Node-Based Design Tool Flora Raises $42M in Series A Led by Redpoint
Flora, a node-based design platform used by major brands and creative studios, has raised $42 million in a Series A round led by Redpoint Ventures.
Flora, a node-based design platform used by teams at Alibaba, Brex, creative agency Pentagram, and entertainment company Lionsgate, has secured a significant funding milestone. The startup announced Tuesday that it has raised $42 million in a Series A round led by Redpoint Ventures, bringing its total funding to $52 million.
As generative AI becomes more embedded in creative work, established software companies such as Adobe, Figma, and Canva have rolled out AI-powered features across their products. At the same time, a new wave of design startups argues that simply adding AI tools isn’t enough — that generative models require entirely new workflows and interfaces to unlock their full potential.
Flora is built around that idea. The platform allows users to generate images, videos, and other media assets from text, photographs, or videos. Designers can prompt the system to create variations, which appear as interconnected nodes on a shared canvas. Each node represents a different iteration, making it easier to visualize how ideas evolve and compare multiple creative directions side by side.
From any node, users can branch out to develop new versions of a concept. For example, a designer working on a marketing video can start with reference images and text prompts to create an initial idea, then layer on additional prompts to generate variations in different visual styles or tones. The result is a mapped-out creative process rather than a linear sequence of edits.

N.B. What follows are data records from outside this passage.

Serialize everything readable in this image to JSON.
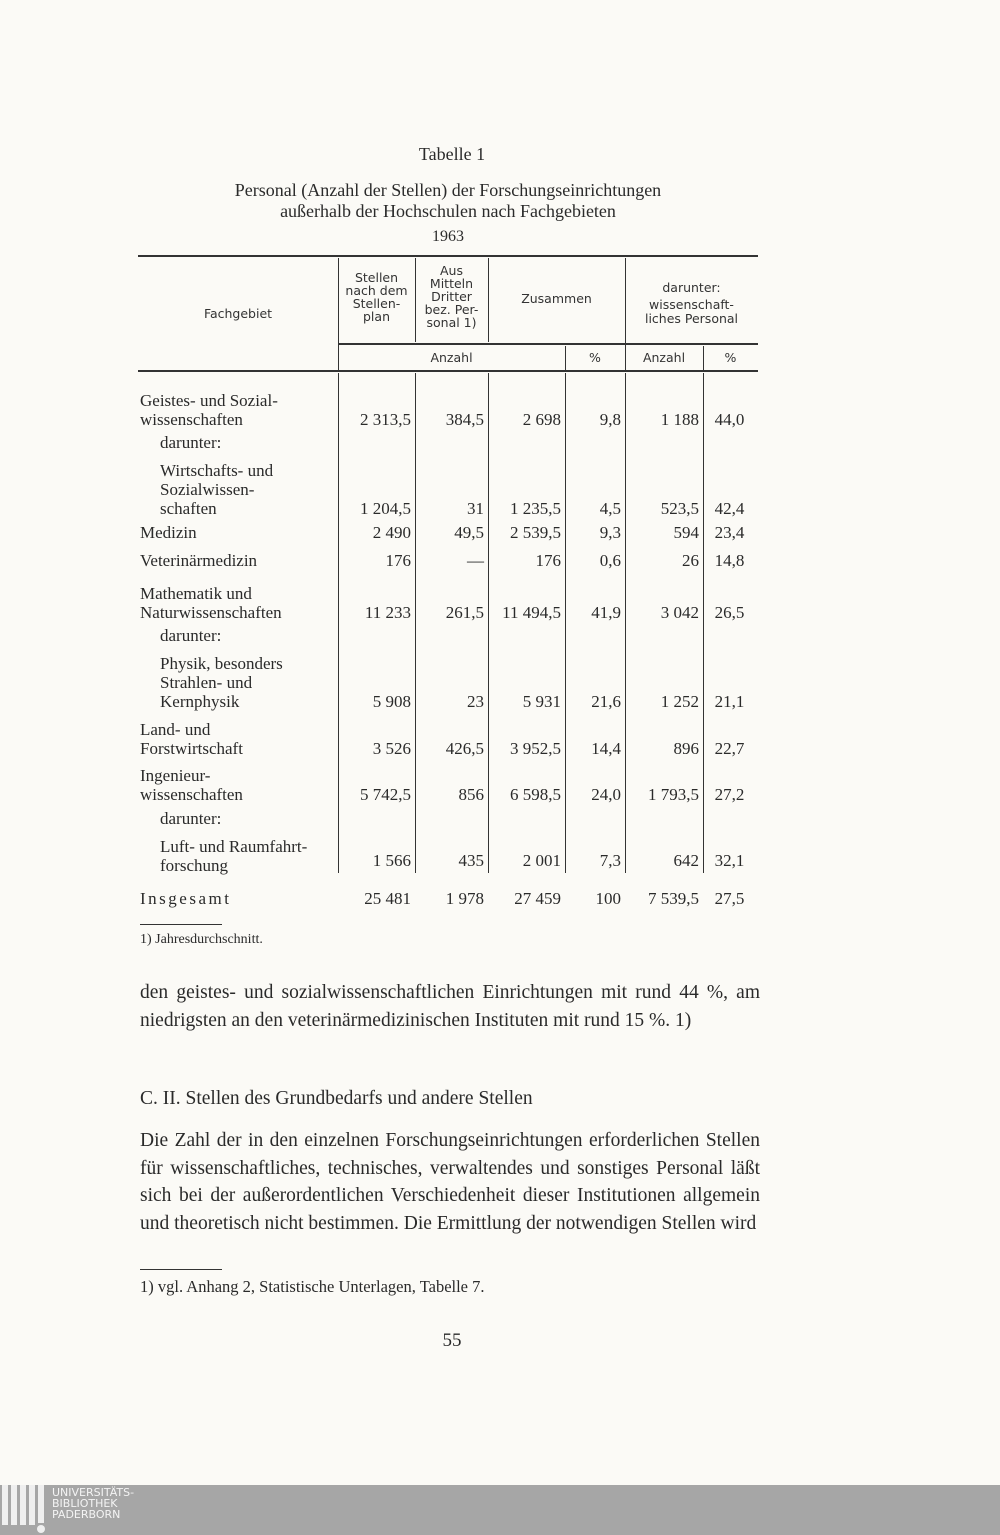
{
  "table": {
    "label": "Tabelle 1",
    "title_lines": [
      "Personal (Anzahl der Stellen) der Forschungseinrichtungen",
      "außerhalb der Hochschulen nach Fachgebieten"
    ],
    "year": "1963",
    "headers": {
      "fachgebiet": "Fachgebiet",
      "stellen": [
        "Stellen",
        "nach dem",
        "Stellen-",
        "plan"
      ],
      "dritter": [
        "Aus",
        "Mitteln",
        "Dritter",
        "bez. Per-",
        "sonal 1)"
      ],
      "zusammen": "Zusammen",
      "darunter": [
        "darunter:",
        "wissenschaft-",
        "liches Personal"
      ],
      "anzahl": "Anzahl",
      "percent": "%",
      "anzahl2": "Anzahl",
      "percent2": "%"
    },
    "rows": [
      {
        "label": [
          "Geistes- und Sozial-",
          "wissenschaften"
        ],
        "values": [
          "2 313,5",
          "384,5",
          "2 698",
          "9,8",
          "1 188",
          "44,0"
        ]
      },
      {
        "label": [
          "darunter:"
        ],
        "indent": true,
        "values": []
      },
      {
        "label": [
          "Wirtschafts- und",
          "Sozialwissen-",
          "schaften"
        ],
        "indent": true,
        "values": [
          "1 204,5",
          "31",
          "1 235,5",
          "4,5",
          "523,5",
          "42,4"
        ]
      },
      {
        "label": [
          "Medizin"
        ],
        "values": [
          "2 490",
          "49,5",
          "2 539,5",
          "9,3",
          "594",
          "23,4"
        ]
      },
      {
        "label": [
          "Veterinärmedizin"
        ],
        "values": [
          "176",
          "—",
          "176",
          "0,6",
          "26",
          "14,8"
        ]
      },
      {
        "label": [
          "Mathematik und",
          "Naturwissenschaften"
        ],
        "values": [
          "11 233",
          "261,5",
          "11 494,5",
          "41,9",
          "3 042",
          "26,5"
        ]
      },
      {
        "label": [
          "darunter:"
        ],
        "indent": true,
        "values": []
      },
      {
        "label": [
          "Physik, besonders",
          "Strahlen- und",
          "Kernphysik"
        ],
        "indent": true,
        "values": [
          "5 908",
          "23",
          "5 931",
          "21,6",
          "1 252",
          "21,1"
        ]
      },
      {
        "label": [
          "Land- und",
          "Forstwirtschaft"
        ],
        "values": [
          "3 526",
          "426,5",
          "3 952,5",
          "14,4",
          "896",
          "22,7"
        ]
      },
      {
        "label": [
          "Ingenieur-",
          "wissenschaften"
        ],
        "values": [
          "5 742,5",
          "856",
          "6 598,5",
          "24,0",
          "1 793,5",
          "27,2"
        ]
      },
      {
        "label": [
          "darunter:"
        ],
        "indent": true,
        "values": []
      },
      {
        "label": [
          "Luft- und Raumfahrt-",
          "forschung"
        ],
        "indent": true,
        "values": [
          "1 566",
          "435",
          "2 001",
          "7,3",
          "642",
          "32,1"
        ]
      },
      {
        "label": [
          "Insgesamt"
        ],
        "total": true,
        "values": [
          "25 481",
          "1 978",
          "27 459",
          "100",
          "7 539,5",
          "27,5"
        ]
      }
    ],
    "footnote": "1) Jahresdurchschnitt."
  },
  "text": {
    "para1": "den geistes- und sozialwissenschaftlichen Einrichtungen mit rund 44 %, am niedrigsten an den veterinärmedizinischen Instituten mit rund 15 %. 1)",
    "heading": "C. II. Stellen des Grundbedarfs und andere Stellen",
    "para2": "Die Zahl der in den einzelnen Forschungseinrichtungen erforderlichen Stellen für wissenschaftliches, technisches, verwaltendes und sonstiges Personal läßt sich bei der außerordentlichen Verschiedenheit dieser Institutionen allgemein und theoretisch nicht bestimmen. Die Ermittlung der notwendigen Stellen wird",
    "footnote": "1) vgl. Anhang 2, Statistische Unterlagen, Tabelle 7.",
    "page_number": "55"
  },
  "library_logo": {
    "lines": [
      "UNIVERSITÄTS-",
      "BIBLIOTHEK",
      "PADERBORN"
    ]
  }
}
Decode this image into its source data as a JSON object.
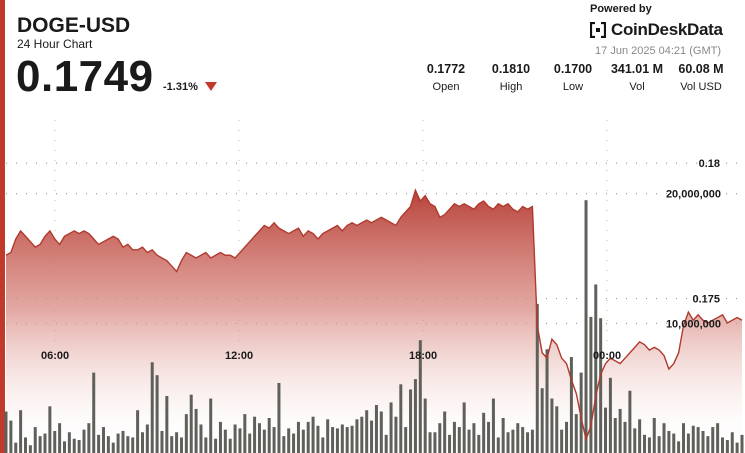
{
  "header": {
    "symbol": "DOGE-USD",
    "subtitle": "24 Hour Chart",
    "price": "0.1749",
    "change": "-1.31%",
    "change_icon": "down-triangle-icon"
  },
  "stats": [
    {
      "value": "0.1772",
      "label": "Open"
    },
    {
      "value": "0.1810",
      "label": "High"
    },
    {
      "value": "0.1700",
      "label": "Low"
    },
    {
      "value": "341.01 M",
      "label": "Vol"
    },
    {
      "value": "60.08 M",
      "label": "Vol USD"
    }
  ],
  "branding": {
    "powered_by": "Powered by",
    "name": "CoinDeskData",
    "timestamp": "17 Jun 2025 04:21 (GMT)"
  },
  "colors": {
    "accent": "#c0392b",
    "line": "#b03a2e",
    "volume_bar": "#5f605a"
  },
  "chart_data": {
    "type": "area",
    "title": "DOGE-USD",
    "subtitle": "24 Hour Chart",
    "price_axis_labels": [
      "0.18",
      "0.175"
    ],
    "volume_axis_labels": [
      "20,000,000",
      "10,000,000"
    ],
    "x_tick_labels": [
      "06:00",
      "12:00",
      "18:00",
      "00:00"
    ],
    "x_tick_hours": [
      6,
      12,
      18,
      24
    ],
    "x_range_hours": [
      4.4,
      28.4
    ],
    "price_ylim": [
      0.1693,
      0.1827
    ],
    "volume_ylim": [
      0,
      28000000
    ],
    "price_series": [
      0.1766,
      0.1767,
      0.1772,
      0.1775,
      0.1773,
      0.1771,
      0.1769,
      0.177,
      0.1773,
      0.1775,
      0.1772,
      0.177,
      0.1773,
      0.1774,
      0.1775,
      0.1774,
      0.1775,
      0.1774,
      0.1772,
      0.177,
      0.1771,
      0.1772,
      0.1773,
      0.1772,
      0.1769,
      0.177,
      0.1768,
      0.1768,
      0.1769,
      0.1767,
      0.1768,
      0.1766,
      0.1765,
      0.1764,
      0.1762,
      0.176,
      0.1764,
      0.1767,
      0.1766,
      0.1765,
      0.1766,
      0.1767,
      0.1765,
      0.1766,
      0.1767,
      0.1766,
      0.1766,
      0.1765,
      0.1767,
      0.1769,
      0.1771,
      0.1773,
      0.1775,
      0.1777,
      0.1776,
      0.1778,
      0.1776,
      0.1775,
      0.1774,
      0.1775,
      0.1776,
      0.1773,
      0.1775,
      0.1774,
      0.1772,
      0.1774,
      0.1775,
      0.1776,
      0.1777,
      0.1775,
      0.1777,
      0.1778,
      0.1777,
      0.1778,
      0.1779,
      0.1778,
      0.1779,
      0.178,
      0.1779,
      0.1778,
      0.1777,
      0.178,
      0.1782,
      0.1784,
      0.179,
      0.1786,
      0.1788,
      0.1785,
      0.1784,
      0.178,
      0.1781,
      0.1783,
      0.1785,
      0.1784,
      0.1785,
      0.1784,
      0.1783,
      0.1785,
      0.1786,
      0.1784,
      0.1783,
      0.1785,
      0.1784,
      0.1785,
      0.1783,
      0.1782,
      0.1784,
      0.1783,
      0.1784,
      0.174,
      0.173,
      0.1728,
      0.1735,
      0.1733,
      0.1728,
      0.1726,
      0.172,
      0.1715,
      0.1706,
      0.1698,
      0.1703,
      0.1714,
      0.1722,
      0.1726,
      0.1728,
      0.1727,
      0.1726,
      0.1728,
      0.173,
      0.1732,
      0.1734,
      0.1733,
      0.1731,
      0.1732,
      0.1731,
      0.1729,
      0.1724,
      0.1726,
      0.173,
      0.174,
      0.1745,
      0.1742,
      0.1744,
      0.1742,
      0.1741,
      0.1742,
      0.1743,
      0.1744,
      0.1741,
      0.1742,
      0.1743,
      0.1742
    ],
    "volume_series": [
      3200000,
      2500000,
      800000,
      3300000,
      1200000,
      600000,
      2000000,
      1300000,
      1500000,
      3600000,
      1700000,
      2300000,
      900000,
      1600000,
      1100000,
      1000000,
      1800000,
      2300000,
      6200000,
      1400000,
      2000000,
      1300000,
      800000,
      1500000,
      1700000,
      1300000,
      1200000,
      3300000,
      1600000,
      2200000,
      7000000,
      6000000,
      1700000,
      4400000,
      1300000,
      1600000,
      1200000,
      3000000,
      4500000,
      3400000,
      2200000,
      1200000,
      4200000,
      1100000,
      2400000,
      1800000,
      1100000,
      2200000,
      1900000,
      3000000,
      1500000,
      2800000,
      2300000,
      1800000,
      2700000,
      2000000,
      5400000,
      1300000,
      1900000,
      1500000,
      2400000,
      1800000,
      2400000,
      2800000,
      2100000,
      1200000,
      2600000,
      2000000,
      1900000,
      2200000,
      2000000,
      2100000,
      2600000,
      2800000,
      3300000,
      2500000,
      3700000,
      3200000,
      1400000,
      3900000,
      2800000,
      5300000,
      2000000,
      4900000,
      5700000,
      8700000,
      4200000,
      1600000,
      1600000,
      2300000,
      3200000,
      1400000,
      2400000,
      2000000,
      3900000,
      1800000,
      2300000,
      1400000,
      3100000,
      2400000,
      4200000,
      1200000,
      2700000,
      1600000,
      1800000,
      2300000,
      2000000,
      1600000,
      1800000,
      11500000,
      5000000,
      8000000,
      4200000,
      3600000,
      1800000,
      2400000,
      7400000,
      3000000,
      6200000,
      19500000,
      10500000,
      13000000,
      10400000,
      3500000,
      5800000,
      2700000,
      3400000,
      2400000,
      4800000,
      1900000,
      2600000,
      1400000,
      1200000,
      2700000,
      1300000,
      2300000,
      1700000,
      1500000,
      900000,
      2300000,
      1500000,
      2100000,
      2000000,
      1700000,
      1300000,
      2000000,
      2300000,
      1200000,
      1000000,
      1600000,
      800000,
      1400000
    ]
  }
}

Flora was founded by CEO Weber Wong, a former Menlo Ventures investor who later joined New York University’s Interactive Telecommunications Program, a course that blends technology and art. The company’s alpha version emerged from that program in 2024, and a more stable release followed last year.
Flora CEO Weber Wong Image Credits: Flora
Wong said the idea for Flora came from recognizing a gap in how creative tools handle generative models. Traditional design software, he explained, was built for a different computing era.
“Our realization was that the generative computing paradigm needed a new creative interface,” Wong said. “If you think about the personal computing paradigm, that’s what Adobe was for — controlling every pixel on the screen to make one piece of media at a time. Now you have models that can generate entire pieces of media in one go. The opportunity is to step back and design the whole creative workflow.”
Node-based systems have historically been complex and intimidating, but Wong argues that pairing them with AI makes them far more accessible. Instead of painstaking manual edits, designers can quickly explore many ideas and directions using text, image, or video prompts.
The broader market has taken notice of AI-first creative tools. OpenAI acquired Sequoia-backed Visual Electric last October, Figma bought node-based editor Weavy, and Krea — another startup working with node-based workflows — raised $83 million in April.
Wong noted that as these tools gain traction, they’re attracting not just professional designers but also people using AI for ideation and experimentation. Still, he believes education remains a barrier to broader adoption. To address that, Flora sends creatives to work directly with organizations, helping teams learn how to integrate the tool into their workflows.
Although Flora is designed with creatives in mind, Wong said it’s approachable enough for business owners and individual users as well. Pricing starts at $16 per month with annual billing, with higher tiers available for agencies and enterprise customers.
The company plans to use the new funding to expand its enterprise sales efforts and invest more heavily in marketing. On the product side, Flora aims to add stronger creative controls and introduce traditional editing features so users don’t need to switch tools to finalize projects. The startup currently employs about 25 people and expects to double or even triple its headcount by the end of the year.
Alex Bard of Redpoint Ventures said the firm was drawn to Flora’s clean design and low barrier to entry.
“What excited us is that the team is doing for creative workflows what Figma did for product design,” Bard said. “They’re democratizing the process and making it more collaborative and approachable.”
Bard added that Flora’s potential extends beyond design into areas like fashion, advertising, photography, and branding.
In addition to Redpoint, the Series A included participation from Vercel CEO Guillermo Rauch, Twitch founder Justin Kan, Frame.io CEO Emery Wells, Hanabi Capital GP Mike Volpi, Menlo Ventures, a16z Speedrun, Fal co-founders Gorkem Yurtseven, Burkay Gur, and Batuhan Taskaya, Long Journey Ventures, Cyan Bannister, Factorial Capital managing partner Matt Hartman, and MSCHF founder Gabe Whaley.